Detecting inadvertent use of integer division
Don
nospam at nospam.com
Tue Dec 15 11:41:10 PST 2009
Bob Jones wrote:
> "Don" <nospam at nospam.com> wrote in message
> news:hg7gbm$1vln$1 at digitalmars.com...
>> Bob Jones wrote:
>>> "Don" <nospam at nospam.com> wrote in message
>>> news:hg5nkk$1n37$1 at digitalmars.com...
>>>> bearophile wrote:
>>>>> Don:
>>>>>>> In Pascal too (and OCaML, but the situation is different) they are
>>>>>>> separated. I think here having two operators is better,
>>>>>> Why?
>>>>> You are intelligent and expert so you must know my answer, so I fear
>>>>> yours is a trick question :-)
>>>> No, it's not a trick question. You've used Python extensively, I
>>>> haven't.
>>>>
>>>>> Two operators allow to reduce the need for casts (and
>>>>> rounding/truncation), and are more explicit, allowing the code to
>>>>> express its meaning better to people that come after the original
>>>>> programmer.
>>>> OK. I'm trying to get most of the benefits without needing an extra
>>>> operator.
>>> Having made the switch from Delphi to C++ a few years ago I ran into this
>>> alot. I dislike that I have to litter my arithmetic expresions with casts
>>> in order to get the division operator to do what I want it to. And I
>>> suspect all of those who are used to having seperate intdiv & fltdiv
>>> operators will agree.
>> Your arithmetic expressions would only become "littered with casts" if you
>> regularly use integer division inside floating-point expressions.

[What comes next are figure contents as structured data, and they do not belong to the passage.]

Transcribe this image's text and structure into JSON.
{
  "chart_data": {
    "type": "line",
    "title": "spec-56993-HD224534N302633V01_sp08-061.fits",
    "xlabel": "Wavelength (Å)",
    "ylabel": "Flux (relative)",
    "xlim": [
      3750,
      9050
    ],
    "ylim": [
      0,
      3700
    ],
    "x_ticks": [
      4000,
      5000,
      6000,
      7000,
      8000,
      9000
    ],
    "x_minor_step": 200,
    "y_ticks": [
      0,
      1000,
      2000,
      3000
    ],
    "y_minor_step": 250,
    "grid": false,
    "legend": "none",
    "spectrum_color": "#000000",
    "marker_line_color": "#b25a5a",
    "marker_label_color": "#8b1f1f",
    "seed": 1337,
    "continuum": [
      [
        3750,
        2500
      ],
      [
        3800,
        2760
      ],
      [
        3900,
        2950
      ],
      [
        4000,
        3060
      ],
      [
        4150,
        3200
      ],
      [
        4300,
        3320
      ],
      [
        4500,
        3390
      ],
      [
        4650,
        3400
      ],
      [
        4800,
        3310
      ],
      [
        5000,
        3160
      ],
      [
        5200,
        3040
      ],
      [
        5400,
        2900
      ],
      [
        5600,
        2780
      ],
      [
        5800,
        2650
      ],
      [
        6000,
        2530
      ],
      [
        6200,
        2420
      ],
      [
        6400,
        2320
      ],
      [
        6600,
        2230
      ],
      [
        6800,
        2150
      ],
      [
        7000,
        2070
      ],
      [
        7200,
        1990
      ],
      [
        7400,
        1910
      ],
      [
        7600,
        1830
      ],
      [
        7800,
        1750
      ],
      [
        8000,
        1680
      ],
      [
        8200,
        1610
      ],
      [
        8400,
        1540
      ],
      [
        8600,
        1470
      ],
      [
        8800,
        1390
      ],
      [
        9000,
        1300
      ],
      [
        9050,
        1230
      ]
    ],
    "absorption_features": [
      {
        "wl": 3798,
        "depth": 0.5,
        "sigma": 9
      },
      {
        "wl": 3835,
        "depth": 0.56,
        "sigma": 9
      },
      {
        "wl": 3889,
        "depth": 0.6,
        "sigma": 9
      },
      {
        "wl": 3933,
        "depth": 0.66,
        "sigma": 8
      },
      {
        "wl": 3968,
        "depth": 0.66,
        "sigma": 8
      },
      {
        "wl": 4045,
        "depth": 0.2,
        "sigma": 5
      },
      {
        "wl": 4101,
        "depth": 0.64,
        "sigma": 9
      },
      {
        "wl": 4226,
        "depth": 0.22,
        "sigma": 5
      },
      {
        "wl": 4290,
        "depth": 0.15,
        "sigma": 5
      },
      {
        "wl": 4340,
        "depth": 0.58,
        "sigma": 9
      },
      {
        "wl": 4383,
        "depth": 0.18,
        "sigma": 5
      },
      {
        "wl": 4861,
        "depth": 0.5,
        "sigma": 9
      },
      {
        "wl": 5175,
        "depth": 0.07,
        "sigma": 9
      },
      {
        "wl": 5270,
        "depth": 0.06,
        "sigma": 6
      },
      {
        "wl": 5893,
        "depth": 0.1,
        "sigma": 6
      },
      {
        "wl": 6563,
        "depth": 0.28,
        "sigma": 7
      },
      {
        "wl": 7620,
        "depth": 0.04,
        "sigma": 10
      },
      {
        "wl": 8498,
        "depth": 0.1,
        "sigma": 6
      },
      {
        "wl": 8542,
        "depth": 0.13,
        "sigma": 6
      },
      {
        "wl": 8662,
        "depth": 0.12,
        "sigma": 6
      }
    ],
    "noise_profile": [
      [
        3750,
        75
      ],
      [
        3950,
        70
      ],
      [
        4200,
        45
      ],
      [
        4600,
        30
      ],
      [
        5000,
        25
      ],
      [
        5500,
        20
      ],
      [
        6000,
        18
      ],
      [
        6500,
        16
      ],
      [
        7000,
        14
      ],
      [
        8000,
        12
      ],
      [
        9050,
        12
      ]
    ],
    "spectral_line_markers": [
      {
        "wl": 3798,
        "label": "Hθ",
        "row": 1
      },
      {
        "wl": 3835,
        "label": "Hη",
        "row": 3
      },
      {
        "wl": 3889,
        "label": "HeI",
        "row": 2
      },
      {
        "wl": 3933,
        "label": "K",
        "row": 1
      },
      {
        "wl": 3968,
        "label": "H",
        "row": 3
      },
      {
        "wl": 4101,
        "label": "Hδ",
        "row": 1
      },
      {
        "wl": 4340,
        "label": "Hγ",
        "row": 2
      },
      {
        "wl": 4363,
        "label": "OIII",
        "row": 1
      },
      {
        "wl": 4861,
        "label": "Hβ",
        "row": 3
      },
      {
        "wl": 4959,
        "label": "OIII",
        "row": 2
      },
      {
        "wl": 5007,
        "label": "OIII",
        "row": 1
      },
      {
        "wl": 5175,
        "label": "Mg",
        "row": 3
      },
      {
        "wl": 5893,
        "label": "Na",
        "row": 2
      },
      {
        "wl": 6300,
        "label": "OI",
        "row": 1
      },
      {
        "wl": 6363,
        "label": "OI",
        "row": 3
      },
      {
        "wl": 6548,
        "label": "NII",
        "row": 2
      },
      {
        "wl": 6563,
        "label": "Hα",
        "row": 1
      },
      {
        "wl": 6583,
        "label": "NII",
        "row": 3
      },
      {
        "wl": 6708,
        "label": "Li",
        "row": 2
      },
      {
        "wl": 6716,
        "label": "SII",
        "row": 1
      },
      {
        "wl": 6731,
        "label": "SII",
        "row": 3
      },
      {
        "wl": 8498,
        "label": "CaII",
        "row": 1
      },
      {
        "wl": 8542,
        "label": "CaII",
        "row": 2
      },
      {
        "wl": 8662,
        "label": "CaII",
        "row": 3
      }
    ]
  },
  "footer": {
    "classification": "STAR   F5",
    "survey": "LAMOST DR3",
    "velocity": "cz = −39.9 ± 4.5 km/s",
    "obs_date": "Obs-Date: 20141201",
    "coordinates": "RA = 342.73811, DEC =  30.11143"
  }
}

>> Personally, I cannot recall *ever* having intentionally used integer
>> division inside a floating point expression. (I've seen inadvertent uses
>> of it, plenty of times).
>
> I grepped around 60 instances of
>
> double y = a / double(b);
>
> In my last project. That's what I'm talking about. Where you have to cast
> either top or bottom to float in order to get the division operator to do
> float division of two int operands.
OK, I misunderstood you. You're completely right. At least my proposal
won't let them slip through silently. I don't think we can do anything
else without silently breaking C compatibility.
> There's also the (perhaps MSVC specific) issue that I have to cast doubles
> to floats to get rid of the loss of precision warning message. It's a usuful
> warning on ints, but for floats it's completely redundant imo.
>
>
>>> The fact that adding a specific intdiv operator would not only avoid more
>>> casting, but remove the the need for casting in a lot of existing cases
>> I bet there are negligible cases where casting is required.
>
> I didnt find any instances of an expresion containg intdiv being assigned to
> a float, so yeah, that is rare. But not the case where you have two ints and
> want the actual division done in float.